Four years ago Riyad Mahrez may have been excused mixed feelings when, at the end of his first season with Manchester City, they won the domestic treble. He had hardly been incidental to the fact but nor had he proved pivotal: form-wise it had been a mixed introduction to the relentless demands of Pep Guardiola’s football and he would admit, in hindsight, that settling in took time. You hardly needed to scour the internet’s darkest corners to find references to a £60m flop but his only crime was not being the finished article.
Now City are on course for a more glittering triple haul and this otherwise humdrum dismissal of a willing but drab Sheffield United was a reminder of how integral Mahrez has become to what City produce now. He has plugged in to a degree most outsiders failed to foresee; at 32 the flightier edges have been curbed while the gliding, floating guile that made him such a unique proposition in the first place has remained.
If three proves the magic number for City come the campaign’s end, Mahrez entered into the spirit here. His hat-trick gave a low-key occasion something to hang on; the solo effort that settled matters offered a moment of genuine excellence by which to mark it. In 85 appearances in the past two seasons he has delivered 39 goals; Guardiola dropped Mahrez during the autumn, unimpressed by a slow start to 2022-23, but he has delivered some of his best figures this term.
There had been a subdued feel to the buildup here and it never quite lifted. Wembley was not full and nor did the air crackle with the expectation of a spectacle for the ages. Plenty about this once-feted stage of the cup has been devalued, the insistence on hauling everybody to the national stadium playing no small part.

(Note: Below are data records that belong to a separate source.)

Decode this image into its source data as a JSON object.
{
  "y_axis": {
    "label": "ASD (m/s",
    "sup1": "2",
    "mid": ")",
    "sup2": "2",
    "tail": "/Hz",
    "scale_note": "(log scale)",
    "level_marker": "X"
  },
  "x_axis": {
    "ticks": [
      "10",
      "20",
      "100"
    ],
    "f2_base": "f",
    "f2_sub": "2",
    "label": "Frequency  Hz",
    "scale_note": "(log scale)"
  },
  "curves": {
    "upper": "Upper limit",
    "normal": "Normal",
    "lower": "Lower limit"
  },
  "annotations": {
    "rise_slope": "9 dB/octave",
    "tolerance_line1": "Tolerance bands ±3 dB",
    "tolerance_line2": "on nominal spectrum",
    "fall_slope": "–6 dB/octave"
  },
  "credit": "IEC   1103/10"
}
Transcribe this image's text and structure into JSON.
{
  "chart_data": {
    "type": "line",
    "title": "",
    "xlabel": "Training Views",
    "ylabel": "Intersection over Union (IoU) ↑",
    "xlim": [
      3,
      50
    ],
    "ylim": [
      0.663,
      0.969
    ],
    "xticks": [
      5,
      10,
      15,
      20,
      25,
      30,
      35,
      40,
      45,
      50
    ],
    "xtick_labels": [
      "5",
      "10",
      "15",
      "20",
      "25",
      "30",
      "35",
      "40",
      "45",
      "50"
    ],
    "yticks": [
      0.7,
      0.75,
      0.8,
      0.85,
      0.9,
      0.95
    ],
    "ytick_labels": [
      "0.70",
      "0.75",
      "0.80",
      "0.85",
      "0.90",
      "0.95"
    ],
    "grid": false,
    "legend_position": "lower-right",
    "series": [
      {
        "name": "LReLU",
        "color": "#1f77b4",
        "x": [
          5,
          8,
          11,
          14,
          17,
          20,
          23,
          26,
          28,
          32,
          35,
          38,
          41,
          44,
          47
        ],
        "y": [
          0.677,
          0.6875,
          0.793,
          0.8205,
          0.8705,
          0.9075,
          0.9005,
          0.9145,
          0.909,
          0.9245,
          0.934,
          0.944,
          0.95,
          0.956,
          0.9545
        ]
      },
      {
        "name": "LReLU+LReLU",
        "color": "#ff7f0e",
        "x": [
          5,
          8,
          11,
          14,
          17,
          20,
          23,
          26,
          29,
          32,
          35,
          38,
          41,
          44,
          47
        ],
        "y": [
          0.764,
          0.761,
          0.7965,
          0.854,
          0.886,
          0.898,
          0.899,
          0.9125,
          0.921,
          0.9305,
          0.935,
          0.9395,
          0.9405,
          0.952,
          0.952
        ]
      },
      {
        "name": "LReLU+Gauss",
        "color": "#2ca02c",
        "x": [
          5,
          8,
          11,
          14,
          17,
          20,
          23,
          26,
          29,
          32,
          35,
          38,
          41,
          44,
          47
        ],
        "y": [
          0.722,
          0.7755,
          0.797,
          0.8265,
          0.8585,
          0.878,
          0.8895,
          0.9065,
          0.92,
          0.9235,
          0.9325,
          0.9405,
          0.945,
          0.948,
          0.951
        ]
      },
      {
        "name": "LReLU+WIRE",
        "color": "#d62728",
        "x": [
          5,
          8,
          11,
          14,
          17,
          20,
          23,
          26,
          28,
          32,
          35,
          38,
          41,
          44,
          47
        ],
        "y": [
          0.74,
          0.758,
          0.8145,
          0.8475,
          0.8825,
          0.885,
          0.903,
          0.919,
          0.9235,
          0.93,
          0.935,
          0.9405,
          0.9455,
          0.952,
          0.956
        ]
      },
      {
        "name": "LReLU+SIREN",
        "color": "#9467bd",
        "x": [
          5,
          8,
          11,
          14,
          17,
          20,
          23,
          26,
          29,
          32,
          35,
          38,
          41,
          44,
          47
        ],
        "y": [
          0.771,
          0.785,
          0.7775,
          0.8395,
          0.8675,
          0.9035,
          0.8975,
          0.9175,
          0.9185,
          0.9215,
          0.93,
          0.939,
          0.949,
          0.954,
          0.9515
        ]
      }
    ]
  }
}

The all-engulfing presence of the Premier League was another diminishing factor. Once a jewel of the season’s business end, this fixture could hardly claim to take priority in either side’s intray even if nobody would sniff at its potential rewards.
For Paul Heckingbottom’s side there was the knowledge that their next three points in the second tier, a prize on offer when they host West Brom on Wednesday, will confirm their return to the top. “Promotion from the Championship is the biggest item on our agenda,” Heckingbottom admitted in his programme notes.
The likelihood of a thumping from City may have clarified that thinking. But from the early moments it became clear City were not going to cut loose quickly. Anyone expecting a goalfest was instead treated to more of a distraction derby: City’s own pivotal assignment four days down the track has come to look even more tantalising after Arsenal’s draw with Southampton and they operated as if mindful of exactly that.
Not that Guardiola took the occasion lightly. While Ederson, Rodri and Kevin De Bruyne were among those benched this was still an A-list selection, especially across the front line. Guardiola had said he would need to smell how well conditioned his key men were before picking his team: he had clearly sensed something sufficiently fragrant in the air.
When United’s contingent burst into their marvellous paean to the greasy chip butty, to the tune of Annie’s Song, before kick-off there was, at last, some sense of occasion. One of City’s underrated features under Guardiola is their willingness to dine voraciously at the roadside cafe table before thinking about the tasting menu but they were subjected to some early discomfort. Had Iliman Ndiaye beaten Stefan Ortega within two minutes, the afternoon may even have taken a different hue.
Until Daniel Jebbison’s clip on Bernardo Silva, with the interval looming, the first half had passed almost imperceptibly. City had taken 23 minutes to generate a moment of real threat, Wes Foderingham saving from Julián Álvarez; their opponents were happy to concede space and niggle, George Baldock’s swipe at Sergio Gómez the kind of attention Guardiola will not have appreciated.
Once Mahrez had converted from the spot, any pretence at jousting on equal terms was over. It became the Algerian’s clinic after that, a driving run and cool finish stealing the scene before a swept shot from Jack Grealish’s cutback confirmed the first semi-final hat-trick for 65 years. City, having never been required to run through the gears, were able to rest the right legs in the right places.
United’s fans could filter away, beat the Wembley Way rush and leave ditties referencing their imminent ascent in the air. Their sky blue-clad counterparts could look forward to a more needly meeting with Mikel Arteta’s contenders and, perhaps, a Manchester derby when they return here for the final. Nobody had seen much that will be long remembered, but Mahrez had shown once again that his worth is no longer in doubt.